How threads/blocks are mapped on GPU while calling cublasSgemm/clAmdBlasSgemm routines?

I am interested in knowing how cublasSgemm/clAmdBlasSgemm routines are mapped on GPU while calculating matrix multiplication (C = A * B).

Assume the dimensions of input Matrix ::A_rows = 6144; A_cols = 12288; B_rows = 12288; B_cols = 15360;

and dimensions of resultant matrix :: C_rows = 6144; C_cols = 15360;

Assume i have initialized the input matrices on host and i copied the matrix data into device memory. After that i am calling following cuBlas or clAmdBlas routines to do matrix multiplication on GPU.

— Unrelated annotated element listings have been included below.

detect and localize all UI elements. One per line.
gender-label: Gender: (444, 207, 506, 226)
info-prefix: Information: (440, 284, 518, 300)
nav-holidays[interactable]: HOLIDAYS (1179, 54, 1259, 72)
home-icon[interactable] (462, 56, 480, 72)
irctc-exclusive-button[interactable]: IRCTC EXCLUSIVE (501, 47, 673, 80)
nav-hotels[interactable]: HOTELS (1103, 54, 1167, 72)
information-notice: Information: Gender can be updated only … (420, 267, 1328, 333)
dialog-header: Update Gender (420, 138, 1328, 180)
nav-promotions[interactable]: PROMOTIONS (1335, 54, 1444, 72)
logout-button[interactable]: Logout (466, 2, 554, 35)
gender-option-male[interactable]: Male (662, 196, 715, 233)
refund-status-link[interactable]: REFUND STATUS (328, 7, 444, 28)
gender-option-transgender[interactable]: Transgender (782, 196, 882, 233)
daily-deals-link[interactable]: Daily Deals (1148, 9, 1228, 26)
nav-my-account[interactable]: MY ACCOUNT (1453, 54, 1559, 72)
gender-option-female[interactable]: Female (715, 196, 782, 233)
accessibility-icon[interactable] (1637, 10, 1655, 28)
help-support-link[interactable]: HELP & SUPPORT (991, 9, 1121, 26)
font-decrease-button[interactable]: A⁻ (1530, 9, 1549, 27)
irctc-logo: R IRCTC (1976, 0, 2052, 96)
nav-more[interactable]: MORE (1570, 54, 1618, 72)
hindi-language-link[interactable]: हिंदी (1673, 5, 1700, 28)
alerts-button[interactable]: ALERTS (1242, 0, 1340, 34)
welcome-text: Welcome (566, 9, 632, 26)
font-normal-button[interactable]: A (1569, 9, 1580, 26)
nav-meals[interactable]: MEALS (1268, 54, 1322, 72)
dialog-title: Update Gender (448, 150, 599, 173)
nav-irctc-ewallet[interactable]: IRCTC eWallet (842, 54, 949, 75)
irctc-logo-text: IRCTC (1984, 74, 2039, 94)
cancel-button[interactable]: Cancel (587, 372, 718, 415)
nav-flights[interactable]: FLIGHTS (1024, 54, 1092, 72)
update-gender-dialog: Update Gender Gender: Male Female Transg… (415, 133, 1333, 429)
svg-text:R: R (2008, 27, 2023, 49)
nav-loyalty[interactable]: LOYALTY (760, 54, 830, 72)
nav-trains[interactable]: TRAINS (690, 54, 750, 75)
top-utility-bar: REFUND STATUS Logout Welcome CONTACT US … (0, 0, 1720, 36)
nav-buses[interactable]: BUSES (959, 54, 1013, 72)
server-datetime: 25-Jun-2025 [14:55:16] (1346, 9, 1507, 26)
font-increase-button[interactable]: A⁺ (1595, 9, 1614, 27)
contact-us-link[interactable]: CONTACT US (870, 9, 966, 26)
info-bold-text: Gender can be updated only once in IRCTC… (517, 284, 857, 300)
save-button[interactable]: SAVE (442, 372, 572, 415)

void cublasSgemm (char transa, char transb, int m, int n, int k, float alpha, const float *A, int lda, const float *B, int ldb, float beta, float *C, int ldc);

where m = A_rows; and n = B_cols;

So my doubts are:
1. ) How these routines are implemented on GPU ?
2. ) Does m and n values mapped on one compute unit (SM)? If No, then what can be maximum value for m and n ?
3. ) Do we have control of threads/Blocks ?

Solution

For the host side CUBLAS API (note that I have no idea why you would assume that clAmdBlasSgemm would be the same), the short answer to your questions are as follows:

Modern CUBLAS is closed source. There are code bases like Magma which you could look at to at least get a feel for how CUBLAS might be implemented. You can also run CUBLAS code in one of the NVIDIA supplied profilers to see what it does on the GPU. But the point is that you don't need to know how it works. There is an API and some very thorough documentation. That is all you need to know.
You example problem requires roughly 1.2Gb of memory. If you have a GPU with that much memory, and either enough computational capacity to avoid the display driver watchdog timer, or a compute dedicated GPU, it will work. Memory and the display driver time limitations (where applicable) are the only limitations.
No.

Note that there is also a CUBLAS device API for K20 Kepler devices, and the answers I provided above do not apply to that library.